Lung Cancer Nursing Care Plan & Management


  • Also called bronchogenic cancer.
  • It is a malignant tumor of the lung arising within the bronchial wall or epithelium.
  • Bronchogenic cancer is classified according to cell type: epidermoid (squamous cell – most common), adenocarcinoma, small cell (oat cell) carcinoma, and large cell (undifferentiated) carcinoma.
  • The lung is also a common site of metastasis from cancer elsewhere in the body through venous circulation or lymphatic spread.
  • The primary predisposing factor in lung cancer is cigarette smoking.
  • Lung cancer risk is also high in people occupationally exposed to asbestos, arsenic, chromium, nickel, iron, radioactive substances, isopropyl oil, coal tar products, and petroleum oil mists.
  • Complications include superior vena cava syndrome, hypercalcemia (from bone metastasis), syndrome of inappropriate antidiuretic hormone (SIADH), pleural effusion, pneumonia, brain metastasis, and spinal cord compression.
Risk Factors

  • Approximately 80% of lung cancers are related to cigarette smoking. Lung cancer is 10 times more common in smokers than in nonsmokers. In particular,squamous cell and small cell carcinoma are associated with smoking
  • Other risk factors include exposure to carcinogenic industrial and air pollutants—such as asbestos,coal dust,radon,and arsenic
  • Family history
  • New or changing cough, dyspnea, wheezing, excessive sputum production, hemoptysis, chest pain (aching, poorly localized), malaise, fever, weight loss, fatigue, or anorexia.
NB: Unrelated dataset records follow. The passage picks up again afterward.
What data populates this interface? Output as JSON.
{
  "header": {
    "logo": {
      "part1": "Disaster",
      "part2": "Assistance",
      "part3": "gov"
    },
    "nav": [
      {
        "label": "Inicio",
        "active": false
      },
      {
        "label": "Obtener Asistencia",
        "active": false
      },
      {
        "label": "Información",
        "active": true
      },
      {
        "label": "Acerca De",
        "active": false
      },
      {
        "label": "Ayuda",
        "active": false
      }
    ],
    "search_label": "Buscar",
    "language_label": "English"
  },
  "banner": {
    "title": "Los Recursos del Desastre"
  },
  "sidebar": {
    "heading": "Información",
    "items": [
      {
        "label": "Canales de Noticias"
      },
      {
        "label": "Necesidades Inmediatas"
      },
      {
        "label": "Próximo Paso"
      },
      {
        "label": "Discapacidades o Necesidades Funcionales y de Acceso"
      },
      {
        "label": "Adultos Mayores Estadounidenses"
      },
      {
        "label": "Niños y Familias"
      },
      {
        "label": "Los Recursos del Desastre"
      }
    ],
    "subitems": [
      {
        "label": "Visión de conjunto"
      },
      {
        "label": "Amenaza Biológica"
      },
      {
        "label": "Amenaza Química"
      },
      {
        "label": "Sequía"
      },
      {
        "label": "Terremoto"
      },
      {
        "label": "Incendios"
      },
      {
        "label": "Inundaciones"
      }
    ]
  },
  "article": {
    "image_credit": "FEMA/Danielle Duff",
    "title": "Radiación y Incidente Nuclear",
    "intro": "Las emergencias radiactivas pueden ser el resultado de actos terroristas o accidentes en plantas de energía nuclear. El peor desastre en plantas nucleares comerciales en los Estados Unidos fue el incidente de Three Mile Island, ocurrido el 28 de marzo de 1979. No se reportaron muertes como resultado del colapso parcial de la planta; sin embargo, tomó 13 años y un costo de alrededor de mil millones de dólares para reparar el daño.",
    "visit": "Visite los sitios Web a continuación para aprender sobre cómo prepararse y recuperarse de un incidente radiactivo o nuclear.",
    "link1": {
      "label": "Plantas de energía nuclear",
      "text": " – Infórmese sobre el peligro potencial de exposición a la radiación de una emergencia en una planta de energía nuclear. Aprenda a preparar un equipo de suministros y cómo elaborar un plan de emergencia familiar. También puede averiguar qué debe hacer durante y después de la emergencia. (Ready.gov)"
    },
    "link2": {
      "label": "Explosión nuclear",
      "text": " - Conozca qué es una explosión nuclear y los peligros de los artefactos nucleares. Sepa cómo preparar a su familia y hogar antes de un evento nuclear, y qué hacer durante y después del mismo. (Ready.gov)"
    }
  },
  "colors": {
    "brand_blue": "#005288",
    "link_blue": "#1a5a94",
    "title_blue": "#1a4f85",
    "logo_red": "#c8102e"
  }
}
  • Decreased breath sounds, wheezing, and possible pleural friction rub (with pleural effusion) on examination.
Diagnostic Evaluation
  • Chest X-ray may be suspicious for mass; CT or position emission tomography scan will be better visualize tumor.
  • Sputum and pleural fluid samples for cytologic examination may show malignant cells.
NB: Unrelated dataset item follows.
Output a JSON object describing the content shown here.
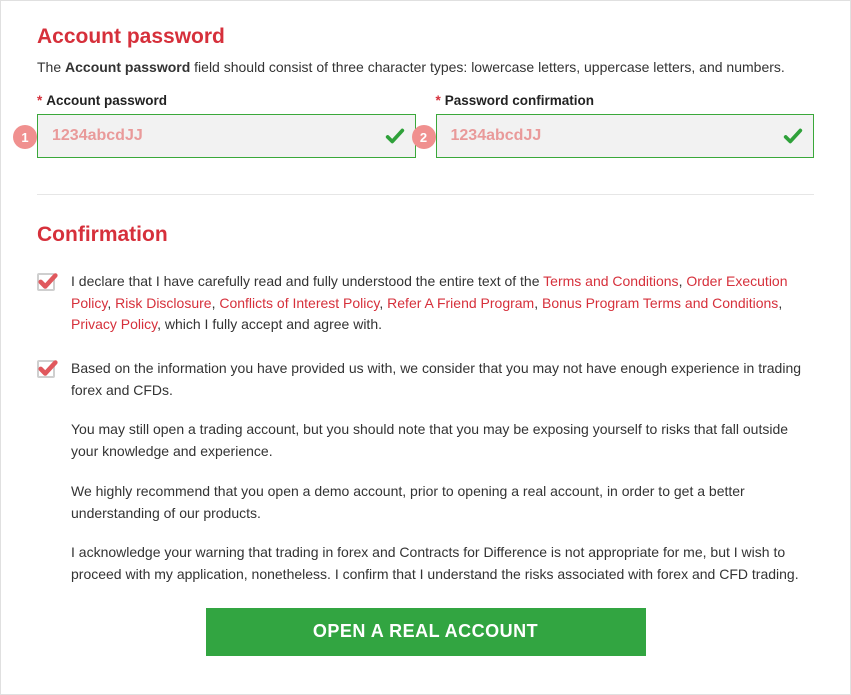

  • Fiberoptic bronchoscopy determines the location and extent of the tumor and may be used to obtain a biopsy specimen.
  • Lymph node biopsy and mediastinoscopy may be ordered to establish lymphatic spread and help plan treatment.
  • Pulmonary function test, which may be combined with a split-function perfusion scan, determines if the patient will have adequate pulmonary reserve to withstand surgical procedure.
Primary Nursing Diagnosis
  • Ineffective airway clearance related to obstruction caused by secretions or tumor
Medical Management
  • Oxygen through nasal cannula based on level of dyspnea.
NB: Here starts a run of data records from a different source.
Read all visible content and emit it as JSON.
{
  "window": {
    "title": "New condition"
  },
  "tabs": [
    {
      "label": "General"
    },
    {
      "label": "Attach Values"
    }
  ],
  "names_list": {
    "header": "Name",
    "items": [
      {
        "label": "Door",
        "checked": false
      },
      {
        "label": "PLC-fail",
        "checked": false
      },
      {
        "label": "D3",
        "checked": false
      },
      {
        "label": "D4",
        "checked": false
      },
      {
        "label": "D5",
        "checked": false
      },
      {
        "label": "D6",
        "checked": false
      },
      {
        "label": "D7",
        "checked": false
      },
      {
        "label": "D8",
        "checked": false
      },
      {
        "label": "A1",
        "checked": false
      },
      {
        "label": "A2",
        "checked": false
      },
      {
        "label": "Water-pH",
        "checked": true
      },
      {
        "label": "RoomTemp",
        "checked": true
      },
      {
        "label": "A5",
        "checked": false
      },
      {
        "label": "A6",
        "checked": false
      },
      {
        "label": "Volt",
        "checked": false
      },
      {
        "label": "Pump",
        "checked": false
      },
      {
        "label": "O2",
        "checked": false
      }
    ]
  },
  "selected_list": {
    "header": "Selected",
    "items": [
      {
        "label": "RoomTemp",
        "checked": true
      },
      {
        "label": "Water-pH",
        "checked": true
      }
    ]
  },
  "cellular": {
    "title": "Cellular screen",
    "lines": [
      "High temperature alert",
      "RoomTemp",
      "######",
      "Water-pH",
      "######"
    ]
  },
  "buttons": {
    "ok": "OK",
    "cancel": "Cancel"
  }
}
  • Enteral or total parenteral nutrition for malnourished patient who is unable or unwilling to eat.
  • Removal of the pleural fluid (by thoracentesis or tube thoracostomy) and instillation of sclerosing agent to obliterate pleural space and fluid recurrence.
  • Radiation therapy in combination with other methods.
Surgical Intervention
  • Resection of tumor, lobe, or lung.
Pharmacologic Intervention
  • Expectorants and antimicrobial agents to relieve dyspnea and infection.
  • Analgesics given regularly to maintain pain at tolerable level. Titrate dosages to achieve pain control.
  • Chemotherapy using cisplatin in combination with a variety of other agents and immunotherapy treatments may be indicated.